London, Nov. 4 (AP): Formula One is bracing for a fight. In one corner is Bernie Ecclestone, the 74-year-old chief executive of F1 racing who has controlled the commercial end of the sport for 25 years.

Ecclestone bought into F1 for about $370,000 and, over four decades, has amassed a personal fortune estimated at about $3.7 billion. In the other corner is Grand Prix World Championship, a company owned by four major carmakers in Formula One: Ferrari, Mercedes, Renault and BMW.

Formed several years ago to push for a bigger slice of F1 revenue, the group broke off talks with Ecclestone in April. Last week, GPWC announced plans to wrest control of the sport from Ecclestone and run the series beginning in 2008. At stake is the future of one of the world's richest sports.

'Would we want to lose Bernie' Paul Stoddart, owner of the Minardi F1 team said. 'Categorically not. Do the teams want more money' Categorically yes.'

The so-called Concorde agreement between F1 teams, Ecclestone and the FIA world governing body ends after the 2007 season. The deal spells out how money is divided, and how F1 is governed. GPWC, headed by former Mercedes-Benz board director Jurgen Hubbert, is ready to take over as soon as the agreement expires.

Estimates place F1's commercial rights income in 2003 at $800 million. TV revenue was about $375 million, the rest coming from track advertising, hospitality and promoters' fees paid to Ecclestone.
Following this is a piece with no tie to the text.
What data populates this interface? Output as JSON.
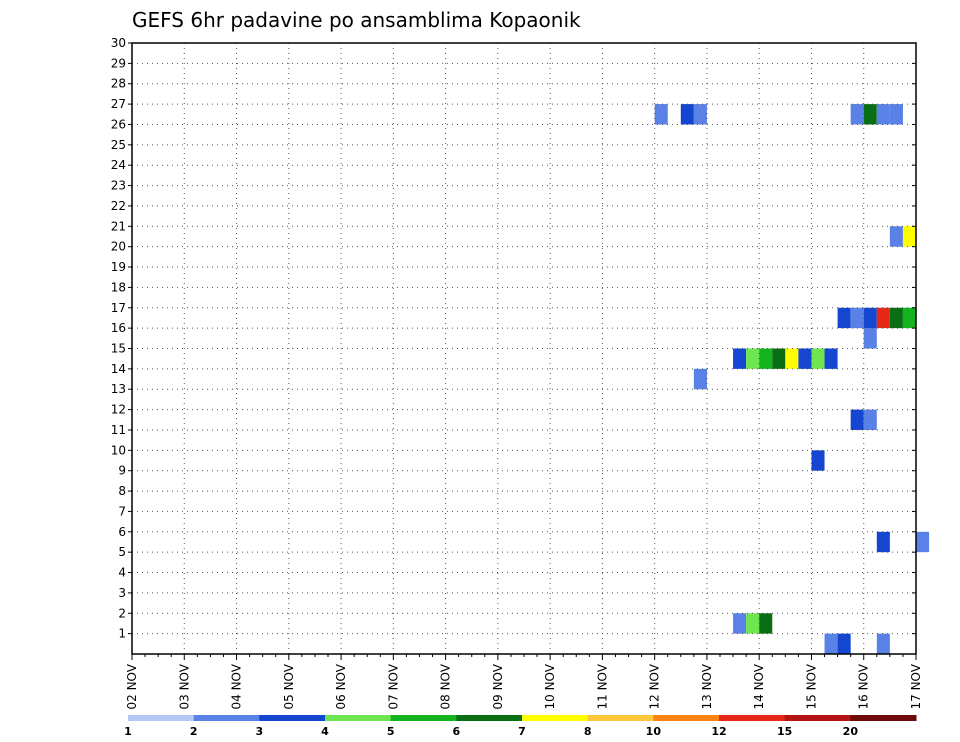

Teams receive about 23 per cent of the $800 million, or about $184 million. Above this, teams are free to generate other revenue from individual sponsors.

Ferrari president Luca di Montezemelo has called the money split 'totally unacceptable.' Ferrari, F1's flagship team, is led by seven-time world champion Michael Schumacher. It's difficult to imagine a series without the prancing-horse logo.

Another critic is Renault F1 president Patrick Faure, who chides the present setup as the 'Bernie system.'

GPWC says it offers stability, financial transparency and a larger cut for the teams. On the track, it promises few changes and says it expects current teams to make the switch.